Lot Essay
Fanny Guillon-Laffaille will include this work in the forthcoming supplement to her Raoul Dufy catalogue raisonné.
Dufy's fascination with the races was inspired by his collaboration with the fashion designer Paul Poiret, who in 1909 commissioned the artist to create the stationery for his house and the textile patterns used in fabrics and garments. Poiret's signature dresses were flamboyantly sported by the ladies attending the races in Paris, Nice, Deauville, and, of course, the even more fashionable English race courses at Epsom and Ascot.
Dufy had experimented with the subject of horse races as early as 1913. His first paddock works were highly stylised watercolours, focusing on the audience of élégantes, dandies and jockeys attending the courses at Deauville.
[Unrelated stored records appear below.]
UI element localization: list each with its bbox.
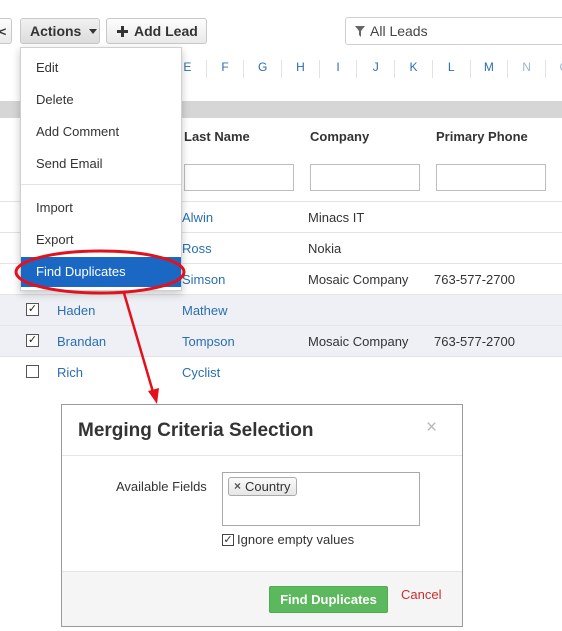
field-tag-label: Country [245, 479, 291, 494]
close-icon[interactable]: × [426, 417, 437, 439]
find-duplicates-button[interactable]: Find Duplicates [269, 586, 388, 613]
highlight-ellipse [14, 249, 186, 295]
available-fields-label: Available Fields [116, 479, 207, 494]
ignore-empty-option[interactable]: ✓ Ignore empty values [222, 532, 354, 547]
callout-arrow-line [122, 292, 155, 393]
callout-arrowhead-icon [148, 388, 159, 404]
merging-criteria-dialog: Merging Criteria Selection × Available F… [61, 404, 463, 627]
tag-remove-icon[interactable]: × [234, 478, 241, 495]
dialog-footer: Find Duplicates Cancel [62, 572, 462, 626]
ignore-empty-checkbox[interactable]: ✓ [222, 533, 234, 546]
cancel-link[interactable]: Cancel [401, 587, 441, 602]
dialog-title: Merging Criteria Selection [78, 420, 314, 441]
ignore-empty-label: Ignore empty values [237, 532, 355, 547]
dialog-header-divider [62, 455, 462, 456]
field-tag-country[interactable]: × Country [228, 477, 297, 496]
available-fields-select[interactable]: × Country [222, 472, 420, 526]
In the 1920s, his attention to the public's attire grew stronger and he dedicated a series of gouaches to Poiret's models (Les mannequins de Poiret), whom he captured in still, frieze-like compositions, influenced by 1920s fashion advertising. In the 1930s, with his discovery of the race courses at Epsom and Ascot, Dufy's compositions encapsulated these characters in more ambitious scenes, as in the present work, through the extravagant depictions of the Epsom lawn, filled with activity, vibrancy and colour.